We need an HIV vaccine – but should large scale clinical trials be our priority?

Thursday, 1 March, 2018

Dr Denis Chopera, SANTHE Programme Executive Manager

As HIV experts gather for a major global conference in Boston this week (editor: March 4-7) in Boston, it takes me back to 10 years ago when I watched respected Harvard professor, Dr Ronald Desrosiers, give a plenary talk at the same conference and same venue. This was soon after the STEP vaccine trial which, instead of protecting people from HIV, was found to have increased their infection risk by 41 percent.

This was a dark moment for the HIV research community as many had high hopes that the STEP vaccine would work. Yet I fear we might not have learned from our past mistakes.

Desrosiers stressed that the failure should have not come as a surprise given that clinical trials carried out in monkeys had not shown convincing protection from infection. He criticised the use of large amounts of money "to manufacture and test products with little reasonable hope of efficacy". Nearly US$200 million had been spent on the STEP clinical trial, and even more on product development.
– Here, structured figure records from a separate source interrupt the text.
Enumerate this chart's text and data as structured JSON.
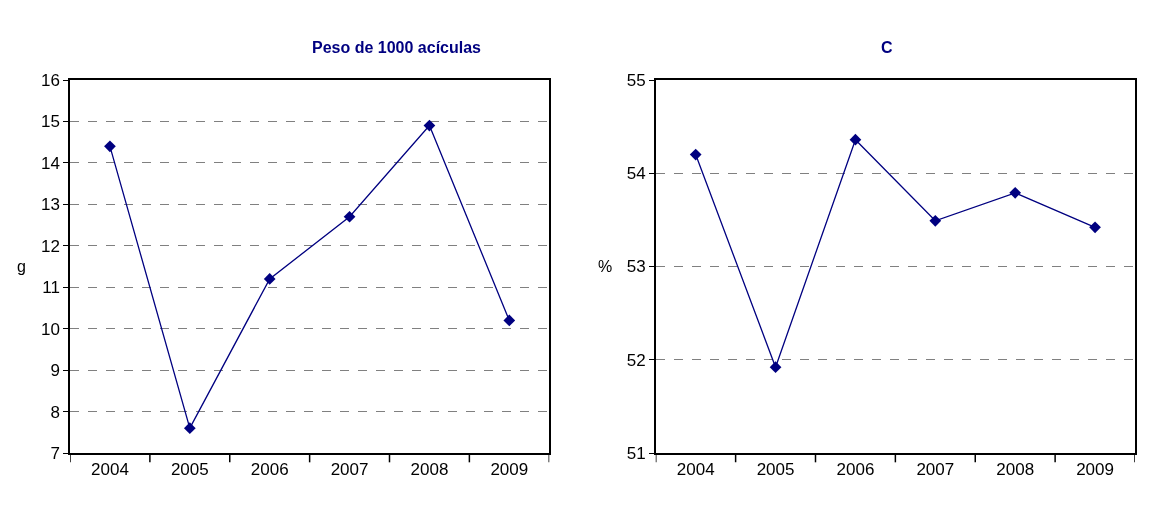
{
  "chart_data": [
    {
      "type": "line",
      "title": "Peso de 1000 acículas",
      "ylabel": "g",
      "categories": [
        "2004",
        "2005",
        "2006",
        "2007",
        "2008",
        "2009"
      ],
      "series": [
        {
          "color": "#000080",
          "values": [
            14.4,
            7.6,
            11.2,
            12.7,
            14.9,
            10.2
          ]
        }
      ],
      "ylim": [
        7,
        16
      ],
      "yticks": [
        7,
        8,
        9,
        10,
        11,
        12,
        13,
        14,
        15,
        16
      ],
      "grid": "y",
      "marker": "diamond",
      "line_style": "solid"
    },
    {
      "type": "line",
      "title": "C",
      "ylabel": "%",
      "categories": [
        "2004",
        "2005",
        "2006",
        "2007",
        "2008",
        "2009"
      ],
      "series": [
        {
          "color": "#000080",
          "values": [
            54.2,
            51.92,
            54.36,
            53.49,
            53.79,
            53.42
          ]
        }
      ],
      "ylim": [
        51,
        55
      ],
      "yticks": [
        51,
        52,
        53,
        54,
        55
      ],
      "grid": "y",
      "marker": "diamond",
      "line_style": "solid"
    }
  ]
}
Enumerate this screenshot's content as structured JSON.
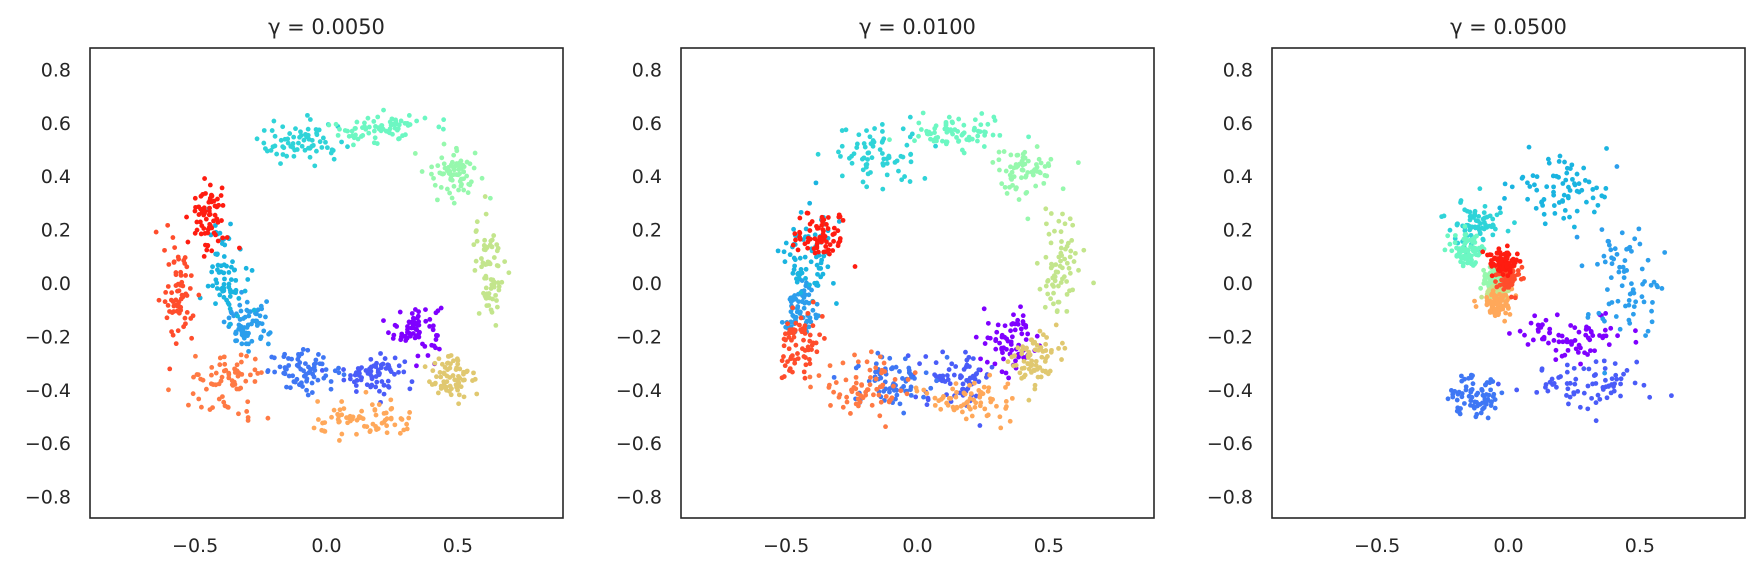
{
  "figure": {
    "panels": [
      {
        "title": "γ = 0.0050"
      },
      {
        "title": "γ = 0.0100"
      },
      {
        "title": "γ = 0.0500"
      }
    ]
  },
  "chart_data": [
    {
      "type": "scatter",
      "title": "γ = 0.0050",
      "xlabel": "",
      "ylabel": "",
      "xlim": [
        -0.9,
        0.9
      ],
      "ylim": [
        -0.88,
        0.88
      ],
      "xticks": [
        -0.5,
        0.0,
        0.5
      ],
      "yticks": [
        -0.8,
        -0.6,
        -0.4,
        -0.2,
        0.0,
        0.2,
        0.4,
        0.6,
        0.8
      ],
      "grid": false,
      "colormap": "rainbow",
      "point_count": 1000,
      "regions": [
        {
          "color": "#7f00ff",
          "center": [
            0.34,
            -0.17
          ],
          "spread": [
            0.07,
            0.07
          ]
        },
        {
          "color": "#4a5cf8",
          "center": [
            0.18,
            -0.34
          ],
          "spread": [
            0.08,
            0.05
          ]
        },
        {
          "color": "#3f77f4",
          "center": [
            -0.08,
            -0.33
          ],
          "spread": [
            0.1,
            0.05
          ]
        },
        {
          "color": "#2c9eec",
          "center": [
            -0.3,
            -0.16
          ],
          "spread": [
            0.06,
            0.06
          ]
        },
        {
          "color": "#1ab4e0",
          "center": [
            -0.38,
            0.05
          ],
          "spread": [
            0.05,
            0.12
          ]
        },
        {
          "color": "#2fd3d8",
          "center": [
            -0.1,
            0.52
          ],
          "spread": [
            0.12,
            0.06
          ]
        },
        {
          "color": "#6cf7c2",
          "center": [
            0.2,
            0.58
          ],
          "spread": [
            0.13,
            0.04
          ]
        },
        {
          "color": "#96f8ad",
          "center": [
            0.48,
            0.42
          ],
          "spread": [
            0.07,
            0.07
          ]
        },
        {
          "color": "#c3e58c",
          "center": [
            0.62,
            0.05
          ],
          "spread": [
            0.04,
            0.14
          ]
        },
        {
          "color": "#e0c870",
          "center": [
            0.48,
            -0.35
          ],
          "spread": [
            0.07,
            0.07
          ]
        },
        {
          "color": "#ffa85a",
          "center": [
            0.15,
            -0.52
          ],
          "spread": [
            0.15,
            0.05
          ]
        },
        {
          "color": "#ff7a44",
          "center": [
            -0.38,
            -0.38
          ],
          "spread": [
            0.1,
            0.09
          ]
        },
        {
          "color": "#ff4d2c",
          "center": [
            -0.56,
            -0.05
          ],
          "spread": [
            0.04,
            0.13
          ]
        },
        {
          "color": "#ff1c10",
          "center": [
            -0.45,
            0.24
          ],
          "spread": [
            0.05,
            0.09
          ]
        }
      ]
    },
    {
      "type": "scatter",
      "title": "γ = 0.0100",
      "xlabel": "",
      "ylabel": "",
      "xlim": [
        -0.9,
        0.9
      ],
      "ylim": [
        -0.88,
        0.88
      ],
      "xticks": [
        -0.5,
        0.0,
        0.5
      ],
      "yticks": [
        -0.8,
        -0.6,
        -0.4,
        -0.2,
        0.0,
        0.2,
        0.4,
        0.6,
        0.8
      ],
      "grid": false,
      "colormap": "rainbow",
      "point_count": 1000,
      "regions": [
        {
          "color": "#7f00ff",
          "center": [
            0.36,
            -0.22
          ],
          "spread": [
            0.08,
            0.08
          ]
        },
        {
          "color": "#4a5cf8",
          "center": [
            0.15,
            -0.36
          ],
          "spread": [
            0.1,
            0.07
          ]
        },
        {
          "color": "#3f77f4",
          "center": [
            -0.1,
            -0.36
          ],
          "spread": [
            0.1,
            0.07
          ]
        },
        {
          "color": "#2c9eec",
          "center": [
            -0.45,
            -0.1
          ],
          "spread": [
            0.05,
            0.08
          ]
        },
        {
          "color": "#1ab4e0",
          "center": [
            -0.42,
            0.1
          ],
          "spread": [
            0.08,
            0.12
          ]
        },
        {
          "color": "#2fd3d8",
          "center": [
            -0.15,
            0.48
          ],
          "spread": [
            0.13,
            0.08
          ]
        },
        {
          "color": "#6cf7c2",
          "center": [
            0.15,
            0.56
          ],
          "spread": [
            0.13,
            0.05
          ]
        },
        {
          "color": "#96f8ad",
          "center": [
            0.4,
            0.42
          ],
          "spread": [
            0.08,
            0.07
          ]
        },
        {
          "color": "#c3e58c",
          "center": [
            0.54,
            0.05
          ],
          "spread": [
            0.05,
            0.13
          ]
        },
        {
          "color": "#e0c870",
          "center": [
            0.45,
            -0.28
          ],
          "spread": [
            0.07,
            0.07
          ]
        },
        {
          "color": "#ffa85a",
          "center": [
            0.2,
            -0.44
          ],
          "spread": [
            0.12,
            0.05
          ]
        },
        {
          "color": "#ff7a44",
          "center": [
            -0.2,
            -0.38
          ],
          "spread": [
            0.12,
            0.08
          ]
        },
        {
          "color": "#ff4d2c",
          "center": [
            -0.45,
            -0.22
          ],
          "spread": [
            0.06,
            0.08
          ]
        },
        {
          "color": "#ff1c10",
          "center": [
            -0.36,
            0.18
          ],
          "spread": [
            0.07,
            0.07
          ]
        }
      ]
    },
    {
      "type": "scatter",
      "title": "γ = 0.0500",
      "xlabel": "",
      "ylabel": "",
      "xlim": [
        -0.9,
        0.9
      ],
      "ylim": [
        -0.88,
        0.88
      ],
      "xticks": [
        -0.5,
        0.0,
        0.5
      ],
      "yticks": [
        -0.8,
        -0.6,
        -0.4,
        -0.2,
        0.0,
        0.2,
        0.4,
        0.6,
        0.8
      ],
      "grid": false,
      "colormap": "rainbow",
      "point_count": 900,
      "regions": [
        {
          "color": "#7f00ff",
          "center": [
            0.25,
            -0.2
          ],
          "spread": [
            0.15,
            0.06
          ]
        },
        {
          "color": "#4a5cf8",
          "center": [
            0.3,
            -0.38
          ],
          "spread": [
            0.18,
            0.06
          ]
        },
        {
          "color": "#3f77f4",
          "center": [
            -0.12,
            -0.42
          ],
          "spread": [
            0.07,
            0.06
          ]
        },
        {
          "color": "#2c9eec",
          "center": [
            0.45,
            0.0
          ],
          "spread": [
            0.1,
            0.18
          ]
        },
        {
          "color": "#1ab4e0",
          "center": [
            0.2,
            0.35
          ],
          "spread": [
            0.14,
            0.09
          ]
        },
        {
          "color": "#2fd3d8",
          "center": [
            -0.12,
            0.22
          ],
          "spread": [
            0.07,
            0.06
          ]
        },
        {
          "color": "#6cf7c2",
          "center": [
            -0.16,
            0.12
          ],
          "spread": [
            0.04,
            0.04
          ]
        },
        {
          "color": "#96f8ad",
          "center": [
            -0.06,
            0.02
          ],
          "spread": [
            0.03,
            0.03
          ]
        },
        {
          "color": "#c3e58c",
          "center": [
            -0.05,
            -0.04
          ],
          "spread": [
            0.03,
            0.02
          ]
        },
        {
          "color": "#ffa85a",
          "center": [
            -0.05,
            -0.08
          ],
          "spread": [
            0.04,
            0.03
          ]
        },
        {
          "color": "#ff4d2c",
          "center": [
            0.0,
            0.02
          ],
          "spread": [
            0.03,
            0.04
          ]
        },
        {
          "color": "#ff1c10",
          "center": [
            -0.02,
            0.08
          ],
          "spread": [
            0.04,
            0.03
          ]
        }
      ]
    }
  ]
}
However, the failure of the STEP vaccine trial did not dissuade researchers from continuing to hunt for a vaccine. And 10 years and billions of dollars later, Desrosiers’ criticism still looms large: “Are human vaccine trials the best use of resources?” In Africa, where I live and work, the question is particularly acute in the face of declining resources.

UNAIDS reported a 7 percent decline in donor funding for the fight against HIV in poor and middle-income countries between 2015 and 2016. This was the second successive year of decline and is the lowest funding level since 2010.

A lot of progress has been made in HIV prevention strategies as well as in understanding the virus. Since 2000, the global response to HIV has averted 30 million new infections and nearly eight million AIDS-related deaths, according to UNAIDS

However, on the vaccine front, one essential piece of the puzzle is still missing. That is, we still do not know how to prompt a person’s immune system to create their own antibodies which can protect against HIV – known to scientists as “broadly neutralizing activity” – using a vaccine.

Conventional vaccines activate the body’s immune system to recognize and destroy disease-causing agents such as viruses and bacteria. But because the HIV virus changes rapidly, an ideal vaccine would need to cause the recipient to create antibodies which are effective despite those many changes, or “broadly neutralizing”. As scientists continue to grapple with this challenge, several HIV vaccine clinical trials are underway.

One vaccine prototype being tested will use a broadly neutralising antibody made in a laboratory. But while the prototype has worked in tests on monkeys, it may still not be practical. The vaccine is expensive, works only for a few weeks or months, and doesn’t appear to be effective against the strain of HIV prevalent in Southern Africa.

In light of this, it does not take a medical expert to figure out that the chances of broad success here are slim. Yet, expensive clinical trials are underway for this prototype in North America, South America, Europe and Africa.

Instead of ploughing more of our limited resources into large-scale vaccine clinical trials, the global community should provide more support to proven strategies for HIV prevention, such as ‘pre-exposure prophylaxis’ or PrEP, where individuals at high risk of contracting HIV take antiretroviral medication to prevent infection.

While there are valid concerns over the possible side effects of long-term ARV use as PrEP, the drugs are getting better and there are now long-term formulas which can be administered just once every month or two. This significantly reduces the discomfort associated with taking daily doses of the drugs while making it easier to for programs to administer.

Where I work, in South Africa, just over 50 percent of the HIV-infected people who could benefit from ARVs are accessing them due to lack funds – leading to over a 100,000 unnecessary deaths for the untreated. The same is true in many eastern and southern African countries – the region worst affected by the HIV epidemic – where nearly half of infected people do not have access to treatment (http://www.unaids.org/sites/default/files/media_asset/Global_AIDS_update...). An HIV-positive person being treated with ARVs is also less likely to pass along the virus, making ARVs a critical tool in preventing the spread of HIV.

This is not to say that all HIV vaccine research should stop -  an effective vaccine would undoubtedly be the most effective weapon against HIV. History also teaches us that in drug and vaccine development, we must experience failures before success. However, research must be appropriately targeted to solutions that are the most likely to work and are easily widely applicable.  

Based on the current reality, HIV treatment and prevention strategies that have been proven to work would be a much better use of the tens of millions of dollars being spent on the large scale vaccine clinical trials. It may not make vaccine researchers happy, but it would save lives on the ground.